Interview: Sheikh Faisal bin Thani Al Thani, Minister of Commerce and Industry, on how technological solutions in manufacturing boosts competitiveness and contributes to sustainable aims
What steps is Qatar taking to enhance its competitiveness as an investment destination?
SHEIKH FAISAL BIN THANI AL THANI: Qatar’s Third National Development Strategy 2024-30 supports economic diversification and aims to attract $100bn in foreign direct investment (FDI) by 2030 with a 4% average annual growth rate. The National Manufacturing Strategy 2024-30 seeks to build a globally competitive industrial base, targeting a manufacturing value of QR70.5bn ($19.4bn), 50% sector diversification, and nearly half of value and exports coming from non-hydrocarbons segments.
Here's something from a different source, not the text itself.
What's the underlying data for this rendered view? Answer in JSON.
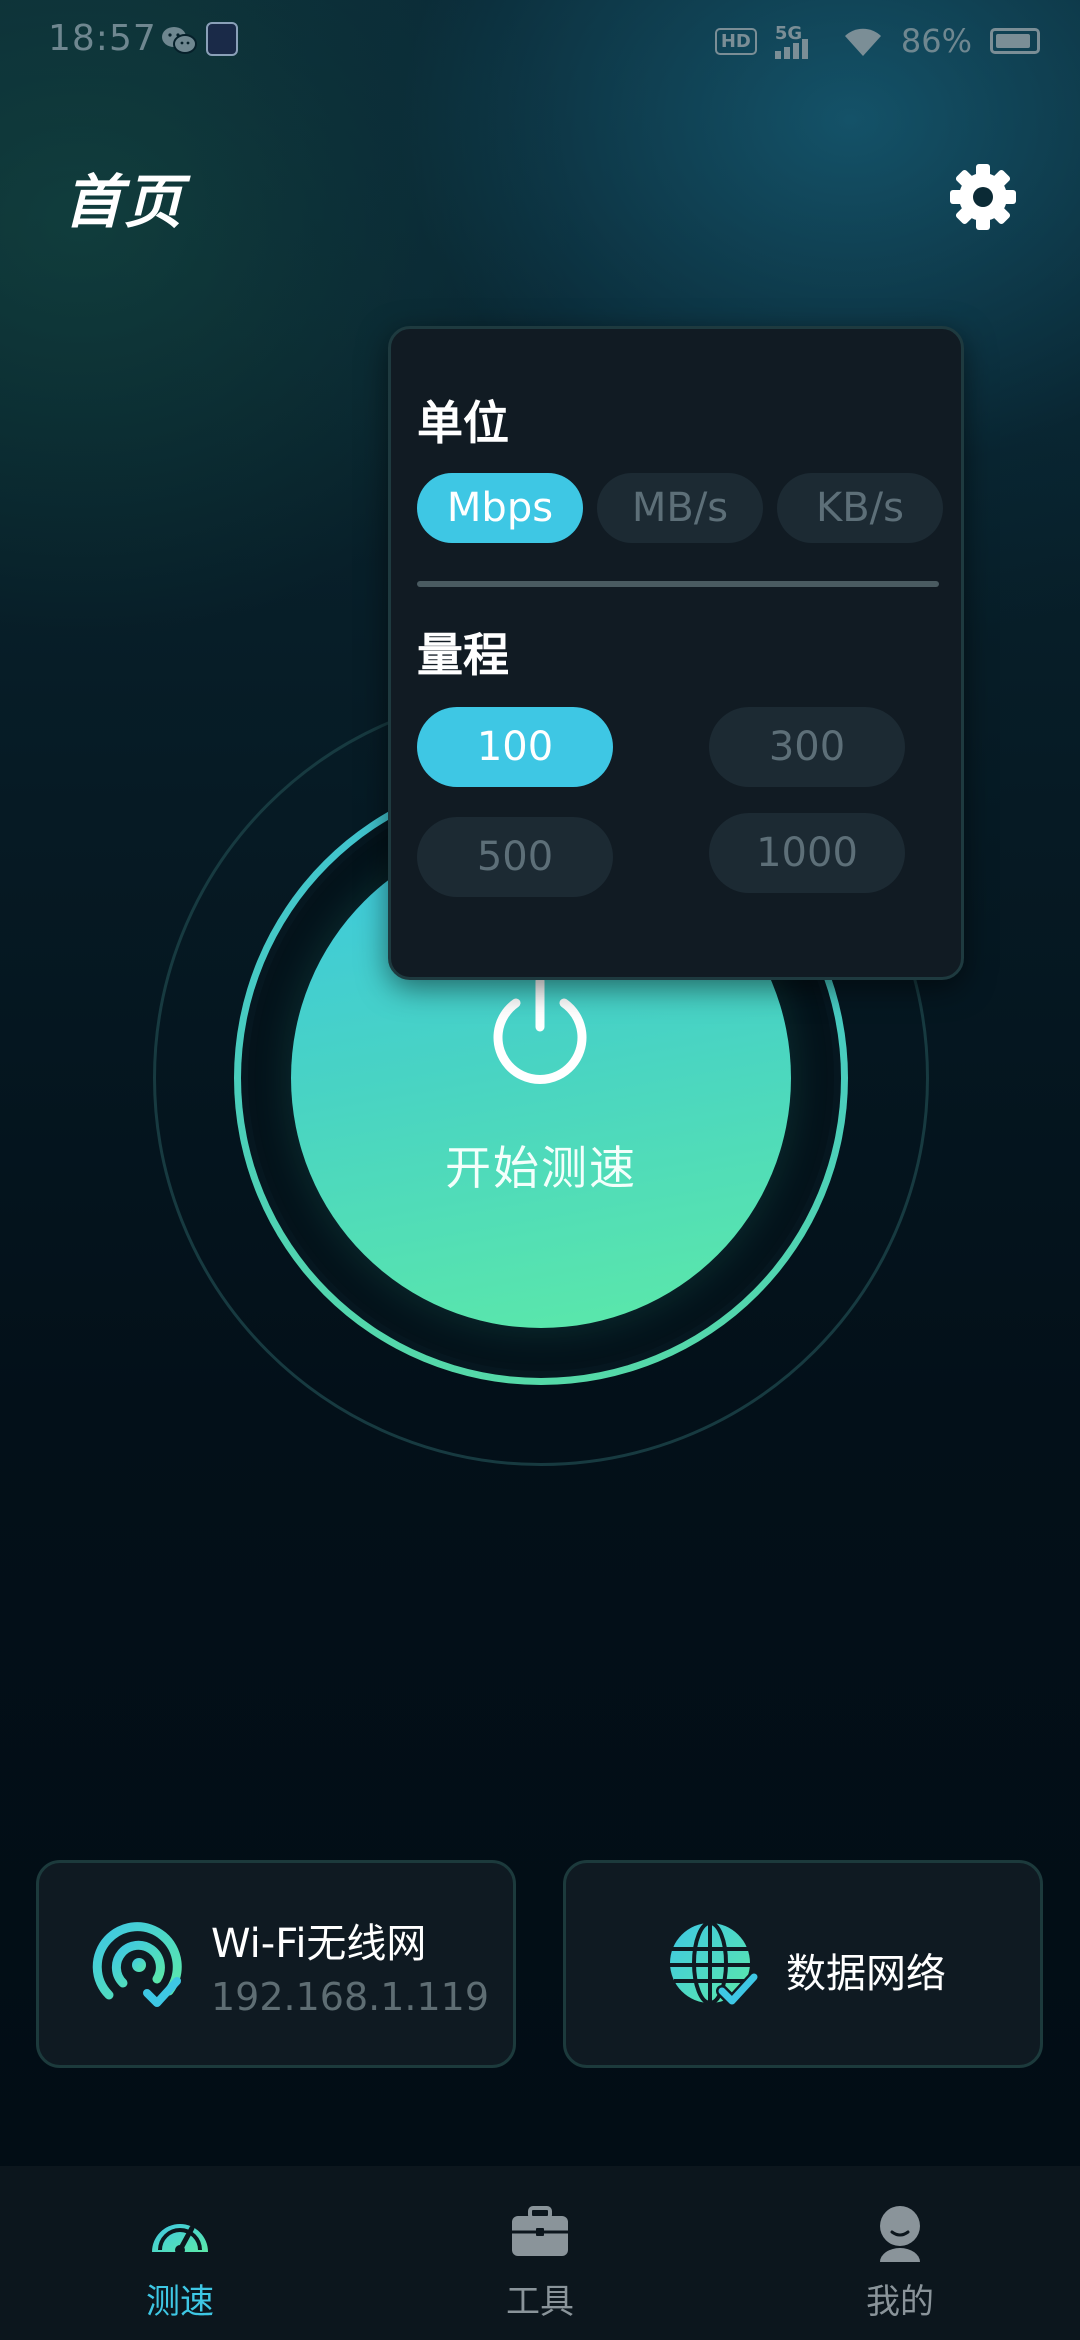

It promotes smart technologies, green manufacturing and workforce productivity. To meet these goals, Qatar has simplified regulations via digital platforms, introduced investment incentives such as tax exemptions and reduced business fees, and enhanced investor protections. Reforms also include online dispute resolution, full foreign ownership in priority sectors and improved corporate governance.
In what ways can the private sector contribute to expanding Qatar’s industrial capacity?
SHEIKH FAISAL: The private sector plays a vital role in advancing Qatar’s industrial capacity through investment, innovation and technology. The manufacturing strategy targets a 6.4% annual growth in private sector contribution to GDP. From 2025 coordination between the government and investors will improve to streamline policy-making and enhance collaboration. Private firms are encouraged to invest in high-tech industries, build local supply chains, reduce import dependence and partner internationally to bring expertise. They are also key players in infrastructure and sustainable development. Meanwhile, public sector entities are shifting towards support roles – providing infrastructure, financial tools and policy input – rather than direct operation. Recent legislation allowing private developers to manage industrial zones further underscores this transition towards a more facilitative public sector.
To what extent is technological advancement affecting the productivity and competitiveness of Qatar’s manufacturing sector?
SHEIKH FAISAL: Industry 4.0 and Industry 5.0 technologies are significantly enhancing productivity and competitiveness in Qatar’s manufacturing sector. Qatar supports their adoption through collaboration with research parks, incubators and private investors, backed by funding and infrastructure. Initiatives such as the TASMU Accelerator, Smart Factory and Digital Incubation Centre help foster a digitally driven industrial ecosystem. Priority technologies include artificial intelligence, internet of things and cybersecurity.
How is Qatar addressing sustainability and environmental concerns within manufacturing?
SHEIKH FAISAL: The country supports global climate targets and has introduced initiatives aligned with international agreements. Solar energy and green hydrogen investment aims to lower carbon emissions, while policies promote sustainable FDI and green manufacturing practices. Carbon capture technologies, recycling and circular economy models are being implemented to reduce industrial waste and boost energy efficiency. The government also offers incentives for eco-friendly production and encourages collaboration between the public and private sectors to develop low-carbon materials and sustainable practices.
Where does the manufacturing sector face infrastructure and regulatory environment challenges?
SHEIKH FAISAL: While Qatar has progressed in modernising its industrial infrastructure, challenges remain in logistics, supply chains and workforce training. Efforts are focused on expanding port capacity, improving free zone connectivity and investing in smart logistics to secure global input and boost trade efficiency. Initiatives promote local talent and offer fast-track residency for foreign experts to address labour and skills gaps.